You can save explorations and share them with your team. Because they're not bound by the limits of the standard reports, this is where most serious GA4 analysis ends up living.

Need a hand getting more out of GA4, or want help setting it up properly for your charity? Get in touch with the team at Atelier Impact.

FAQs - GA4 for charities

How do I track donations as conversions in GA4?

Send a GA4 'purchase' event when a donation completes, with the donation amount as the value and details of the appeal in the items array. Then mark 'purchase' as a key event in Admin > Events. Most donation platforms either support this natively or can be set up via Google Tag Manager.

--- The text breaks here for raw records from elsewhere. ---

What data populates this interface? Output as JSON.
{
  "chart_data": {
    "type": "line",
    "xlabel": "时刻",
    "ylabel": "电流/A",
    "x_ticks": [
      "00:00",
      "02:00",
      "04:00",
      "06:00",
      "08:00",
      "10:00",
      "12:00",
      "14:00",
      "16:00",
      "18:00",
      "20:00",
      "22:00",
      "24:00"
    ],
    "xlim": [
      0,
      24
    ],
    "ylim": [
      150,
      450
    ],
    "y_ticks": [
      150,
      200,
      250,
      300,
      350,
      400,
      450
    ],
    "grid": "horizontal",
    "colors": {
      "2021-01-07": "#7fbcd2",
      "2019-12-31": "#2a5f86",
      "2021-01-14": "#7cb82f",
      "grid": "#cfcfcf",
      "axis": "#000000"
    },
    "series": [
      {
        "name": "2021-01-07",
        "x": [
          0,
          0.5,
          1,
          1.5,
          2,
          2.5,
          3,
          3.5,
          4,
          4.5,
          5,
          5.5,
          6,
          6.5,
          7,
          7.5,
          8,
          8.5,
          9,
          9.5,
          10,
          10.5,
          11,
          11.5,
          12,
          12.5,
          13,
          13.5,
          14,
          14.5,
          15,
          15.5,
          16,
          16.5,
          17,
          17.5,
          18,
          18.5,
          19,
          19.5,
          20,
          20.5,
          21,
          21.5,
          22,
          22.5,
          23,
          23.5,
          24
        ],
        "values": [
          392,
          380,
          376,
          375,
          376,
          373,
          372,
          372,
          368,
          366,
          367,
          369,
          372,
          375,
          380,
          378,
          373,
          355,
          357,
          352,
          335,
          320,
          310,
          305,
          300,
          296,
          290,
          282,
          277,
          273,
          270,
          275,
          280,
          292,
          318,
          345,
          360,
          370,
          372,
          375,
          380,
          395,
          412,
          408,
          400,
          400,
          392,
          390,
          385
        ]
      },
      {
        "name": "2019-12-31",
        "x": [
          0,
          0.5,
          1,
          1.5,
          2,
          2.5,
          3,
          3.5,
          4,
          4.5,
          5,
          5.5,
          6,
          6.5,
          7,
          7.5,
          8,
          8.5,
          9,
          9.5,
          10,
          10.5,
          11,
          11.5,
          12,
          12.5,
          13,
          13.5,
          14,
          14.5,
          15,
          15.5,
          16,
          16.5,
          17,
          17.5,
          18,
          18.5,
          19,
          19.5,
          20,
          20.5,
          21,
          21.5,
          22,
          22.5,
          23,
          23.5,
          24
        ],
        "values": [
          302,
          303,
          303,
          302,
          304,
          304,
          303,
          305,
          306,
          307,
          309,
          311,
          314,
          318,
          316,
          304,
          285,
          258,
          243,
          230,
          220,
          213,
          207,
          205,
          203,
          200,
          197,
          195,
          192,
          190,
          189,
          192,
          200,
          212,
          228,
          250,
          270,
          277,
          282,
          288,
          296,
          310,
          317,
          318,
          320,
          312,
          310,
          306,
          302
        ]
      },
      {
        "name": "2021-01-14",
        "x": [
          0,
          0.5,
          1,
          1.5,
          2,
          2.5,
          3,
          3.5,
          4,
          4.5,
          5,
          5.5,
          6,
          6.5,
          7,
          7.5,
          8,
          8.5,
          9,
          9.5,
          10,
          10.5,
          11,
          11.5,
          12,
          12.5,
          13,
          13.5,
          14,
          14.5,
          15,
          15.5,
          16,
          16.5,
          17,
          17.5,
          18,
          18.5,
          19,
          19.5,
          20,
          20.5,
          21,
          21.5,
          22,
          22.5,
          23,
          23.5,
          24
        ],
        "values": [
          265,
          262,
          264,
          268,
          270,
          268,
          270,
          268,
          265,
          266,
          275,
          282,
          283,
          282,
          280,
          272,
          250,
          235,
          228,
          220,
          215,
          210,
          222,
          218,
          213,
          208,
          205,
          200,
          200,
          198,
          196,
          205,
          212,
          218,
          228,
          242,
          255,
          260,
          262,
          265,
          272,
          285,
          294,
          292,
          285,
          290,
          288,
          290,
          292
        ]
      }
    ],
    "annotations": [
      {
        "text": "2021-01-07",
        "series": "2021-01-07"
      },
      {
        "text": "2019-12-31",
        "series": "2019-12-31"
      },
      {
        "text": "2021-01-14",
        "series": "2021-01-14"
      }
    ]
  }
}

Does GA4 work with Google Ad Grants?

Yes. Link your Google Ad Grants account to GA4 in Admin > Google Ads links, and your key events become available as conversion actions in Grants. This lets your Grants campaigns optimise towards donations, sign-ups and other goals, not just clicks.

What's the difference between an event and a key event?

An event is any tracked interaction. A key event is an event you've flagged as business-critical (what GA4 used to call a conversion). For most charities the key events are donations, newsletter sign-ups, volunteer registrations and event registrations.

What's the difference between total users and active users?

Total users counts every unique user who fired any event. Active users counts only users with a meaningful engagement (an engaged session or key event). Most standard reports show active users as 'Users'.

Why don't my GA4 numbers match Google Ads or my donation platform?

They almost never match exactly. Google Ads counts conversions at the moment of the ad click using its own attribution, GA4 counts them at the moment the donation happens, and your donation platform records what actually hit the bank. Different time zones, attribution windows, cross-device handling and refunds all add to the gap. The trick is to pick one source of truth for income (usually the donation platform) and use GA4 to understand the journey.

What counts as a session in GA4?

A session begins when a user opens or engages with your site or app, and ends after 30 minutes of inactivity by default. Unlike Universal Analytics, a new campaign source in the middle of a session no longer starts a new session.

How long does GA4 keep my data?

Event-level data is retained for 2 months by default, or up to 14 months if you change the setting in Admin > Data Settings > Data Retention. Aggregated reporting data in the standard reports is kept indefinitely.

Is GA4 really free for charities?

Yes. The standard version is free for everyone and includes the BigQuery export. There's a paid GA4 360 tier with higher limits, but most charities will never need it.